I am glad I paid little attention to what the Deputy had to say. However, I am happy he has raised this matter as it gives me the opportunity to clarify what I said regarding cardiac surgery. I should like the Deputy to read again what I said in regard to that matter.

First, I did not question cardiac surgery procedures where there is a clearly established need for this form of treatment. There are high quality cardiac surgery units in Ireland. There is no question about that. I called in the four cardiac surgeons and asked them if they would consider increasing the number of cardiac operations for this condition. I provided the necessary funds and the number of cardiac operations is being increased.

I wish to refer to the general question of the appropriateness of certain types of treatment for patients who suffer from various illnesses. Patients must be given options when faced with a diagnosis of heart disease. I should like all patients to have the options for treatment set out so that they can be involved in the decision-making process which must follow the diagnosis. It is my intention to cover this matter in the patient's charter which I am presently preparing.

As the Deputy may know, there are patients who have coronary heart disease of a level which would not justify surgery. The management in regard to heart disease can be divided into four main elements. These are, first, prevention which involves changing one's lifestyle — giving up smoking, taking measures to lower blood cholesterol and blood pressure levels.

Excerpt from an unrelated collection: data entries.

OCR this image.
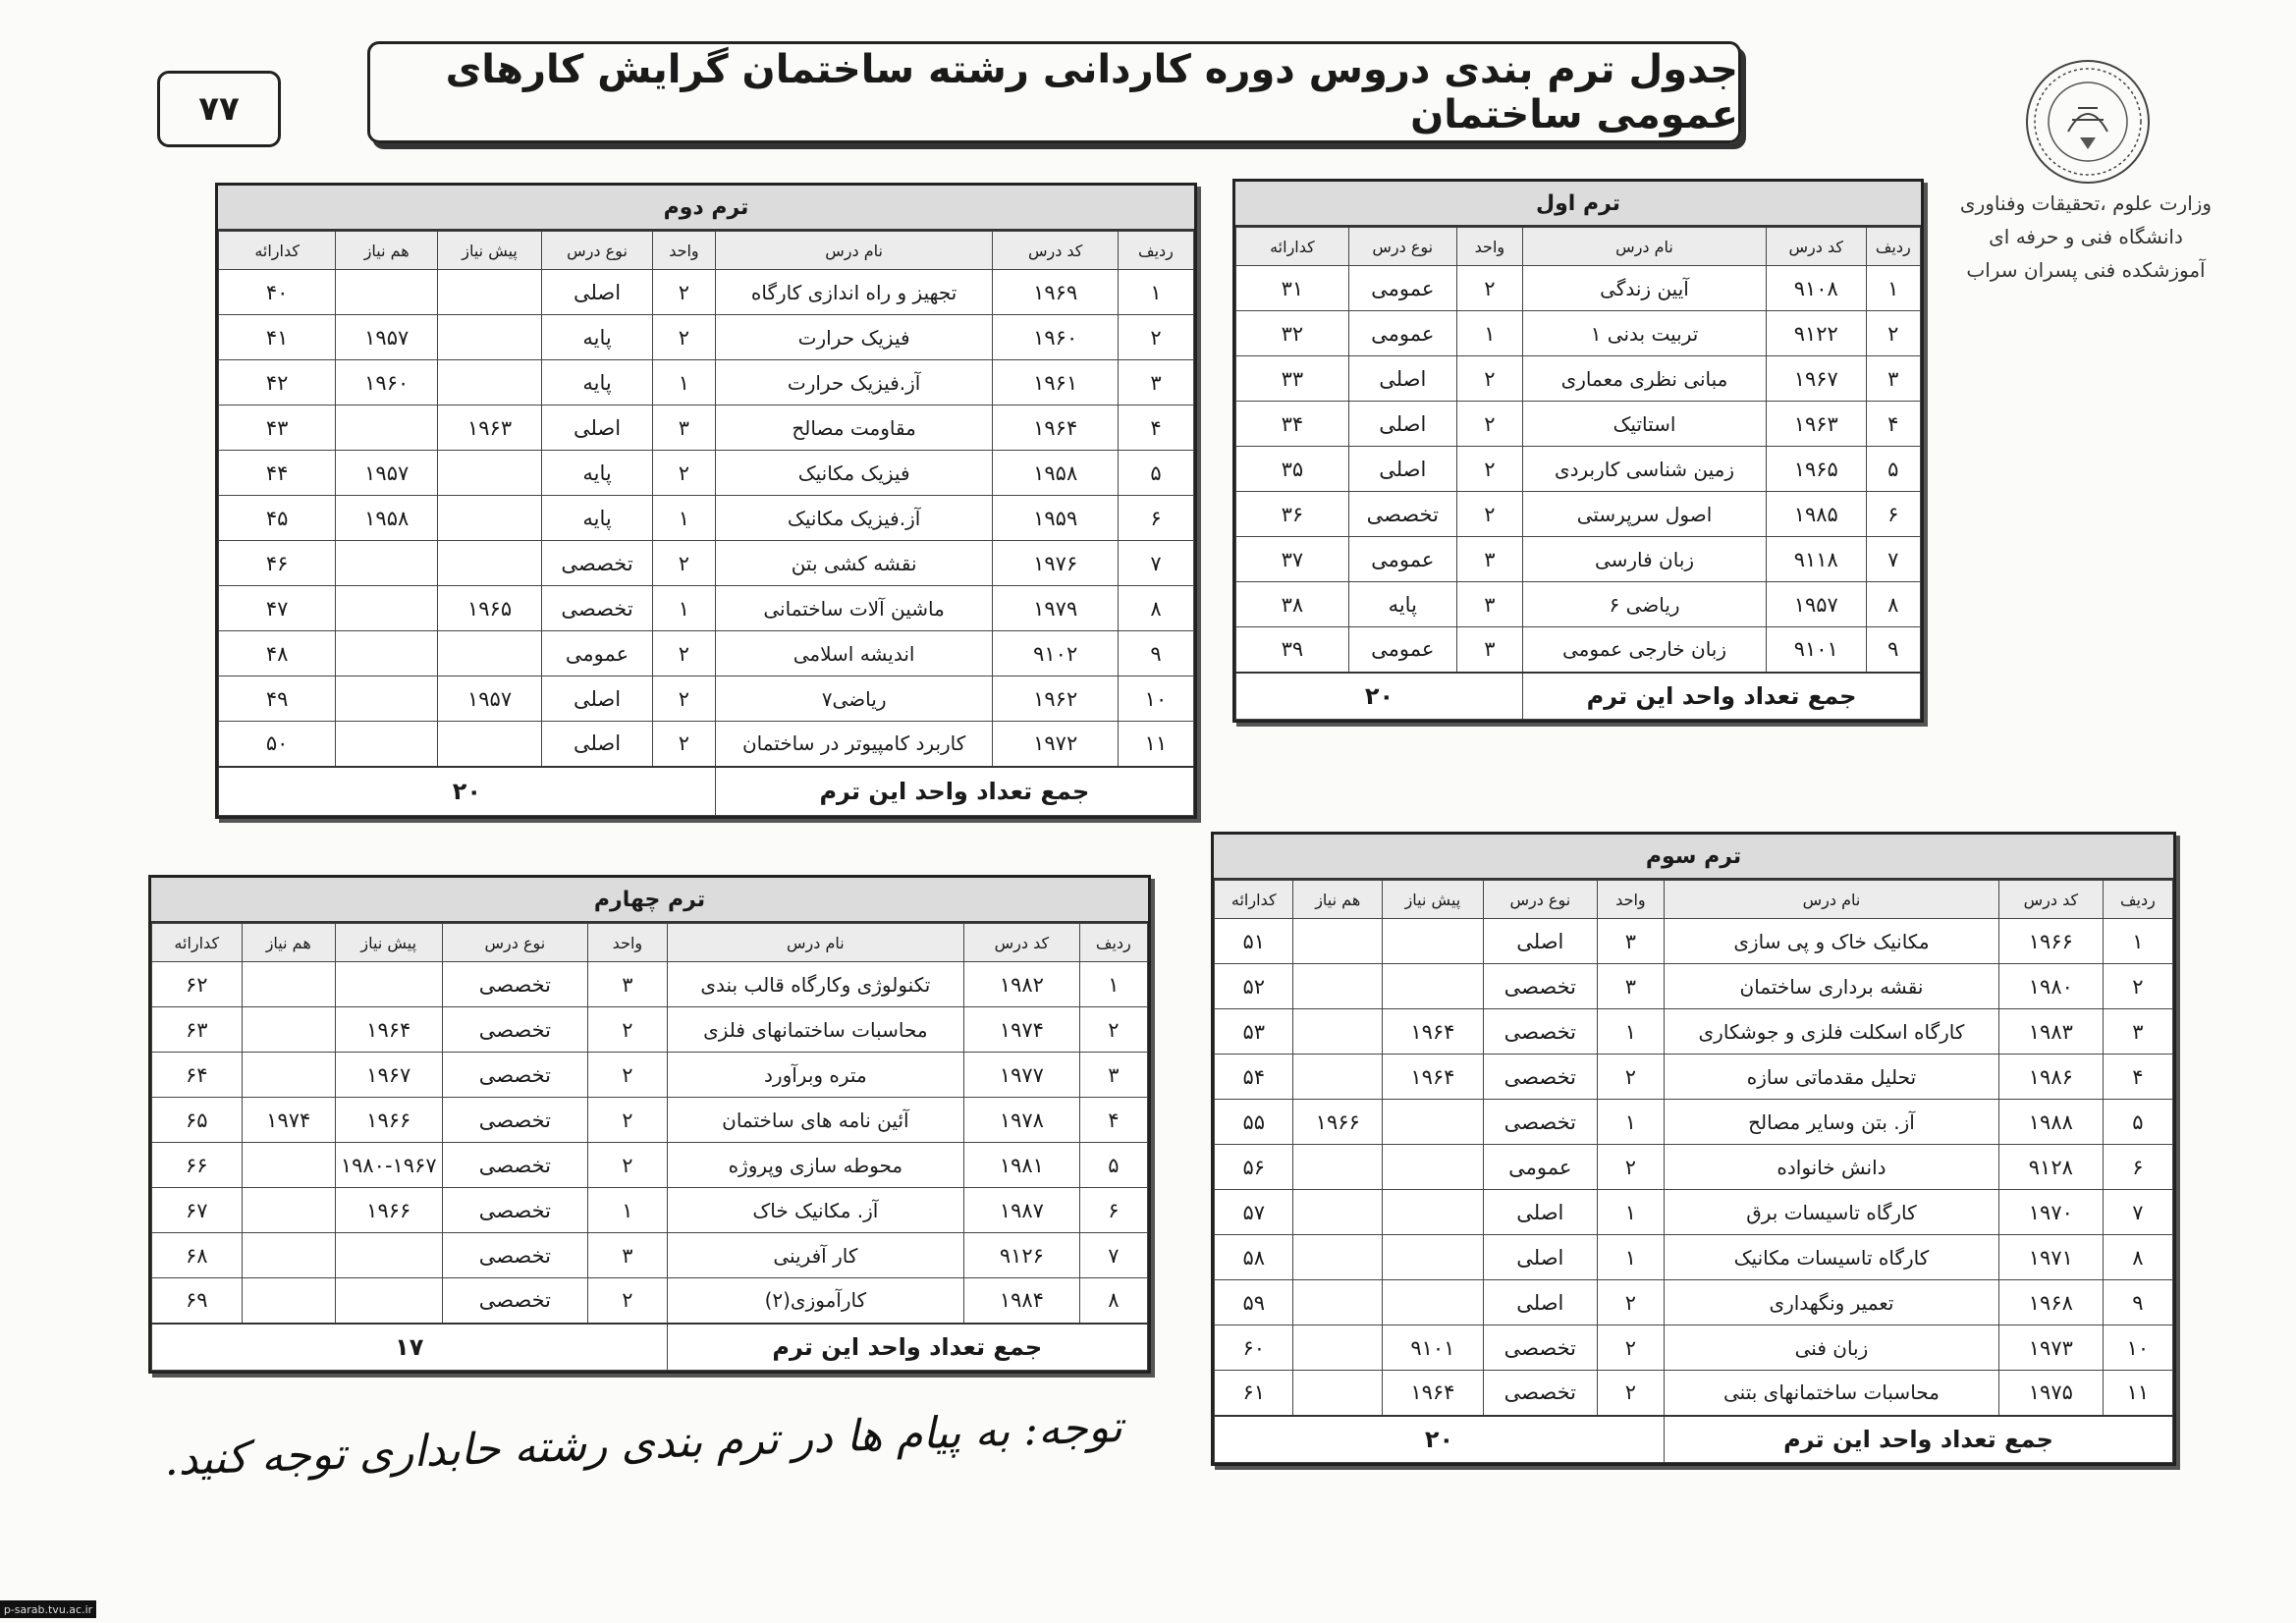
۷۷
جدول ترم بندی دروس دوره کاردانی رشته ساختمان گرایش کارهای عمومی ساختمان
وزارت علوم ،تحقیقات وفناوری
دانشگاه فنی و حرفه ای
آموزشکده فنی پسران سراب
ترم اول
ردیف	کد درس	نام درس	واحد	نوع درس	کدارائه
۱	۹۱۰۸	آیین زندگی	۲	عمومی	۳۱
۲	۹۱۲۲	تربیت بدنی ۱	۱	عمومی	۳۲
۳	۱۹۶۷	مبانی نظری معماری	۲	اصلی	۳۳
۴	۱۹۶۳	استاتیک	۲	اصلی	۳۴
۵	۱۹۶۵	زمین شناسی کاربردی	۲	اصلی	۳۵
۶	۱۹۸۵	اصول سرپرستی	۲	تخصصی	۳۶
۷	۹۱۱۸	زبان فارسی	۳	عمومی	۳۷
۸	۱۹۵۷	ریاضی ۶	۳	پایه	۳۸
۹	۹۱۰۱	زبان خارجی عمومی	۳	عمومی	۳۹
جمع تعداد واحد این ترم			۲۰		
ترم دوم
ردیف	کد درس	نام درس	واحد	نوع درس	پیش نیاز	هم نیاز	کدارائه
۱	۱۹۶۹	تجهیز و راه اندازی کارگاه	۲	اصلی			۴۰
۲	۱۹۶۰	فیزیک حرارت	۲	پایه		۱۹۵۷	۴۱
۳	۱۹۶۱	آز.فیزیک حرارت	۱	پایه		۱۹۶۰	۴۲
۴	۱۹۶۴	مقاومت مصالح	۳	اصلی	۱۹۶۳		۴۳
۵	۱۹۵۸	فیزیک مکانیک	۲	پایه		۱۹۵۷	۴۴
۶	۱۹۵۹	آز.فیزیک مکانیک	۱	پایه		۱۹۵۸	۴۵
۷	۱۹۷۶	نقشه کشی بتن	۲	تخصصی			۴۶
۸	۱۹۷۹	ماشین آلات ساختمانی	۱	تخصصی	۱۹۶۵		۴۷
۹	۹۱۰۲	اندیشه اسلامی	۲	عمومی			۴۸
۱۰	۱۹۶۲	ریاضی۷	۲	اصلی	۱۹۵۷		۴۹
۱۱	۱۹۷۲	کاربرد کامپیوتر در ساختمان	۲	اصلی			۵۰
جمع تعداد واحد این ترم			۲۰				
ترم سوم
ردیف	کد درس	نام درس	واحد	نوع درس	پیش نیاز	هم نیاز	کدارائه
۱	۱۹۶۶	مکانیک خاک و پی سازی	۳	اصلی			۵۱
۲	۱۹۸۰	نقشه برداری ساختمان	۳	تخصصی			۵۲
۳	۱۹۸۳	کارگاه اسکلت فلزی و جوشکاری	۱	تخصصی	۱۹۶۴		۵۳
۴	۱۹۸۶	تحلیل مقدماتی سازه	۲	تخصصی	۱۹۶۴		۵۴
۵	۱۹۸۸	آز. بتن وسایر مصالح	۱	تخصصی		۱۹۶۶	۵۵
۶	۹۱۲۸	دانش خانواده	۲	عمومی			۵۶
۷	۱۹۷۰	کارگاه تاسیسات برق	۱	اصلی			۵۷
۸	۱۹۷۱	کارگاه تاسیسات مکانیک	۱	اصلی			۵۸
۹	۱۹۶۸	تعمیر ونگهداری	۲	اصلی			۵۹
۱۰	۱۹۷۳	زبان فنی	۲	تخصصی	۹۱۰۱		۶۰
۱۱	۱۹۷۵	محاسبات ساختمانهای بتنی	۲	تخصصی	۱۹۶۴		۶۱
جمع تعداد واحد این ترم			۲۰				
ترم چهارم
ردیف	کد درس	نام درس	واحد	نوع درس	پیش نیاز	هم نیاز	کدارائه
۱	۱۹۸۲	تکنولوژی وکارگاه قالب بندی	۳	تخصصی			۶۲
۲	۱۹۷۴	محاسبات ساختمانهای فلزی	۲	تخصصی	۱۹۶۴		۶۳
۳	۱۹۷۷	متره وبرآورد	۲	تخصصی	۱۹۶۷		۶۴
۴	۱۹۷۸	آئین نامه های ساختمان	۲	تخصصی	۱۹۶۶	۱۹۷۴	۶۵
۵	۱۹۸۱	محوطه سازی وپروژه	۲	تخصصی	۱۹۸۰-۱۹۶۷		۶۶
۶	۱۹۸۷	آز. مکانیک خاک	۱	تخصصی	۱۹۶۶		۶۷
۷	۹۱۲۶	کار آفرینی	۳	تخصصی			۶۸
۸	۱۹۸۴	کارآموزی(۲)	۲	تخصصی			۶۹
جمع تعداد واحد این ترم			۱۷				
توجه: به پیام ها در ترم بندی رشته حابداری توجه کنید.
p-sarab.tvu.ac.ir
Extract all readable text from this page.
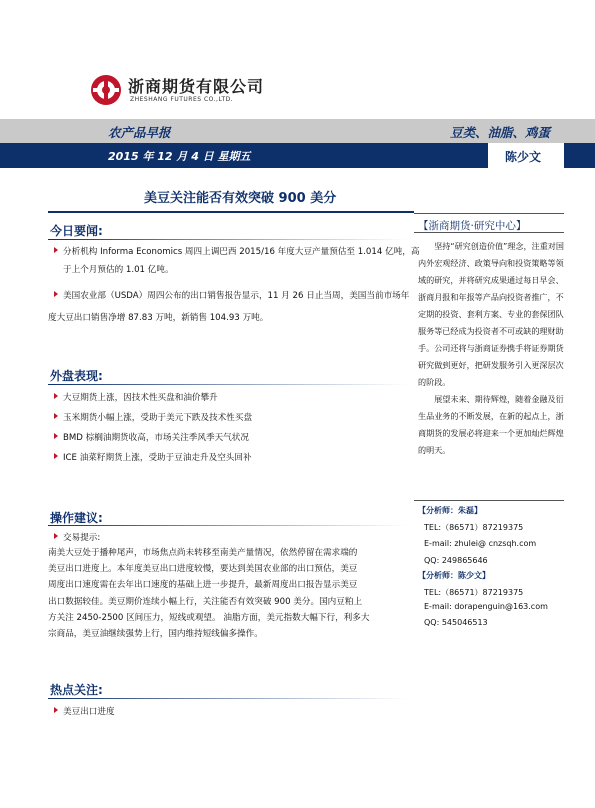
浙商期货有限公司
ZHESHANG FUTURES CO.,LTD.
农产品早报	豆类、油脂、鸡蛋
2015 年 12 月 4 日 星期五	陈少文
美豆关注能否有效突破 900 美分
今日要闻:
分析机构 Informa Economics 周四上调巴西 2015/16 年度大豆产量预估至 1.014 亿吨，高
于上个月预估的 1.01 亿吨。
美国农业部（USDA）周四公布的出口销售报告显示，11 月 26 日止当周，美国当前市场年
度大豆出口销售净增 87.83 万吨，新销售 104.93 万吨。
外盘表现:
大豆期货上涨，因技术性买盘和油价攀升
玉米期货小幅上涨，受助于美元下跌及技术性买盘
BMD 棕榈油期货收高，市场关注季风季天气状况
ICE 油菜籽期货上涨，受助于豆油走升及空头回补
操作建议:
交易提示:
南美大豆处于播种尾声，市场焦点尚未转移至南美产量情况，依然停留在需求端的
美豆出口进度上。本年度美豆出口进度较慢，要达到美国农业部的出口预估，美豆
周度出口速度需在去年出口速度的基础上进一步提升，最新周度出口报告显示美豆
出口数据较佳。美豆期价连续小幅上行，关注能否有效突破 900 美分。国内豆粕上
方关注 2450-2500 区间压力，短线或观望。 油脂方面，美元指数大幅下行，利多大
宗商品，美豆油继续强势上行，国内维持短线偏多操作。
热点关注:
美豆出口进度
【浙商期货·研究中心】

坚持“研究创造价值”理念，注重对国内外宏观经济、政策导向和投资策略等领域的研究，并将研究成果通过每日早会、浙商月报和年报等产品向投资者推广，不定期的投资、套利方案、专业的套保团队服务等已经成为投资者不可或缺的理财助手。公司还将与浙商证券携手将证券期货研究做到更好，把研发服务引入更深层次的阶段。

展望未来、期待辉煌，随着金融及衍生品业务的不断发展，在新的起点上，浙商期货的发展必将迎来一个更加灿烂辉煌的明天。

【分析师：朱磊】
TEL:（86571）87219375
E-mail: zhulei@ cnzsqh.com
QQ: 249865646
【分析师：陈少文】
TEL:（86571）87219375
E-mail: dorapenguin@163.com
QQ: 545046513
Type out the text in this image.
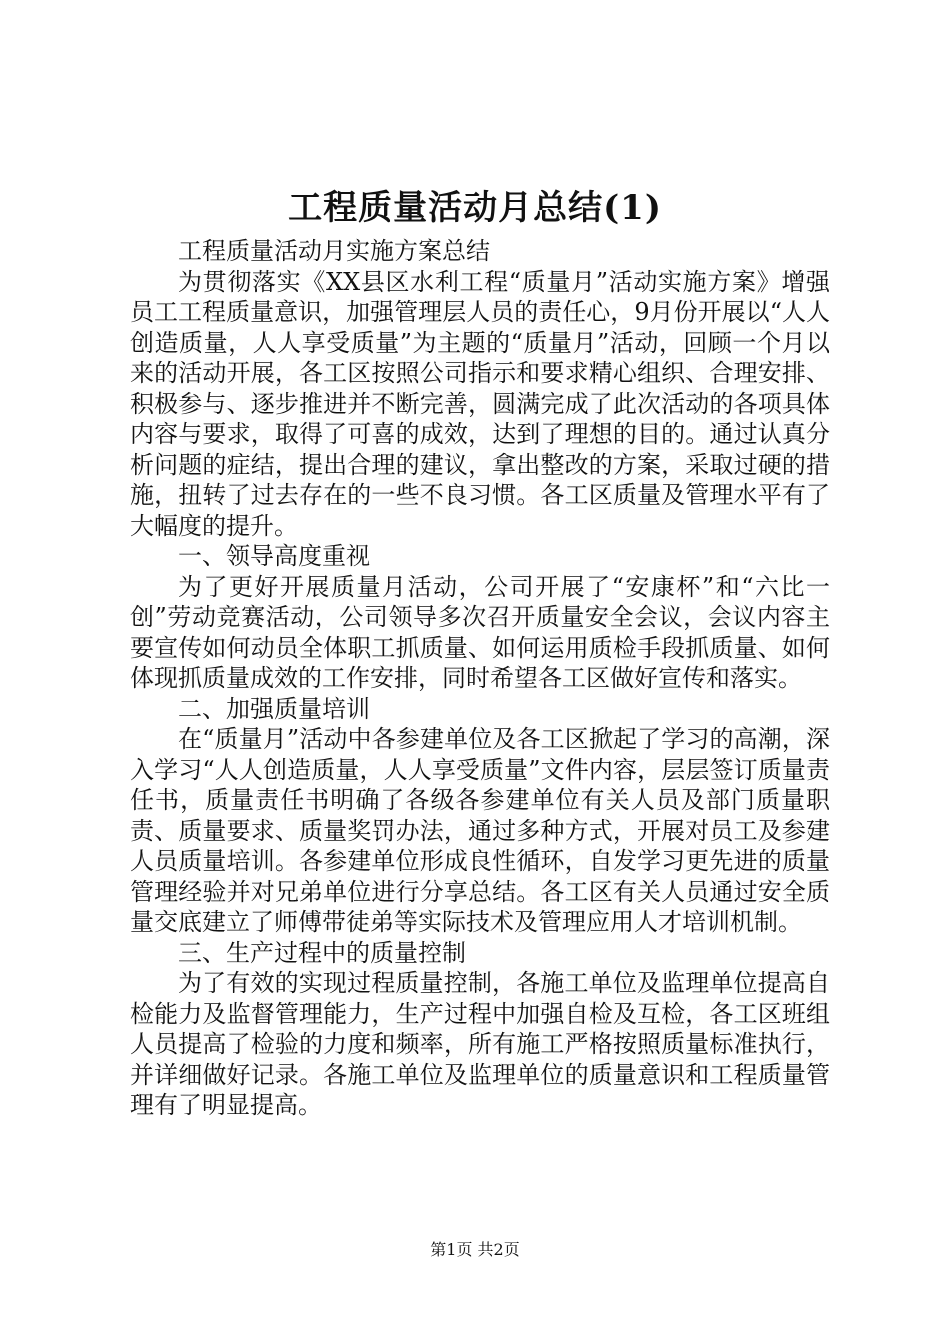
工程质量活动月总结(1)

工程质量活动月实施方案总结

为贯彻落实《XX县区水利工程“质量月”活动实施方案》增强员工工程质量意识，加强管理层人员的责任心，9月份开展以“人人创造质量，人人享受质量”为主题的“质量月”活动，回顾一个月以来的活动开展，各工区按照公司指示和要求精心组织、合理安排、积极参与、逐步推进并不断完善，圆满完成了此次活动的各项具体内容与要求，取得了可喜的成效，达到了理想的目的。通过认真分析问题的症结，提出合理的建议，拿出整改的方案，采取过硬的措施，扭转了过去存在的一些不良习惯。各工区质量及管理水平有了大幅度的提升。

一、领导高度重视

为了更好开展质量月活动，公司开展了“安康杯”和“六比一创”劳动竞赛活动，公司领导多次召开质量安全会议，会议内容主要宣传如何动员全体职工抓质量、如何运用质检手段抓质量、如何体现抓质量成效的工作安排，同时希望各工区做好宣传和落实。

二、加强质量培训

在“质量月”活动中各参建单位及各工区掀起了学习的高潮，深入学习“人人创造质量，人人享受质量”文件内容，层层签订质量责任书，质量责任书明确了各级各参建单位有关人员及部门质量职责、质量要求、质量奖罚办法，通过多种方式，开展对员工及参建人员质量培训。各参建单位形成良性循环，自发学习更先进的质量管理经验并对兄弟单位进行分享总结。各工区有关人员通过安全质量交底建立了师傅带徒弟等实际技术及管理应用人才培训机制。

三、生产过程中的质量控制

为了有效的实现过程质量控制，各施工单位及监理单位提高自检能力及监督管理能力，生产过程中加强自检及互检，各工区班组人员提高了检验的力度和频率，所有施工严格按照质量标准执行，并详细做好记录。各施工单位及监理单位的质量意识和工程质量管理有了明显提高。

第1页 共2页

These measures are vital. Then there is medical treatment, angioplasty and coronory artery by-pass graft. But as I have often said, the best course of all is prevention. Some of the problems can be solved by us as a community; the answer is in our hands. As I said today to the Irish Heart Foundation, we must modify our lifestyles to protect and promote health.

Medical treatment has certainly conributed not only to a decline in mortality but has improved the quality of life of many patients. The majority of patients with heart disease can be treated in this way. Angioplasty is a new technique which can be of considerable benefit to a certain proportion of patients with single artery disease. There are considerable merits in the technique as it can be performed under local anaesthetic and the patient can often be mobile after 24 hours and discharged after 48 hours. Symptoms can be reduced and good clinical results can be expected in the case of the vast majority of patients who undergo this procedure. This procedure is now being performed by Harefield Hospital on patients with diseases other than single artery disease.

Coronary artery by-pass graft is an extremely successful procedure: I have never doubted that. However, coronary artery studies show that medical treatment is almost as effective as the by-pass graft, as the survival rates after five years are almost the same. I merely expressed my concern that the procedure should only be undertaken where appropriate, in cases which do not respond to medical treatment.

It is generally agreed that in some countries patients may have inappropriate cardiac surgery and two cardiologists in Dublin — in two articles inModern Medicine in 1990 — said that we must ensure this will not happen here. The Deputy should read the articles in which this was stated.

I already told the House that I am fully in favour of a second post of cardiac surgeon in Cork. We hope to have a surgeon in practice before the end of this year. On 26 March 1992 I announced in the House the allocation of special funding of £120,000 to enable an additional 40 open-heart operations to be carried out in the Mater Hospital this year as an immediate step to reduce the numbers on the waiting list.

I have also indicated that it is my intention to provide additional cardiac surgery capacity in Dublin and I will be making decisions in this area at the earliest possible date. I question the relevance of the Deputy's statement about mental handicap.

It was the Minister's statement, not mine.

If we can get the money from the consultants, well and good. I threw it in as an afterthought but they did not respond. However, it is not relevant to this issue and should not be confused with it. There is nothing wrong with asking the consultants if they would like to contribute.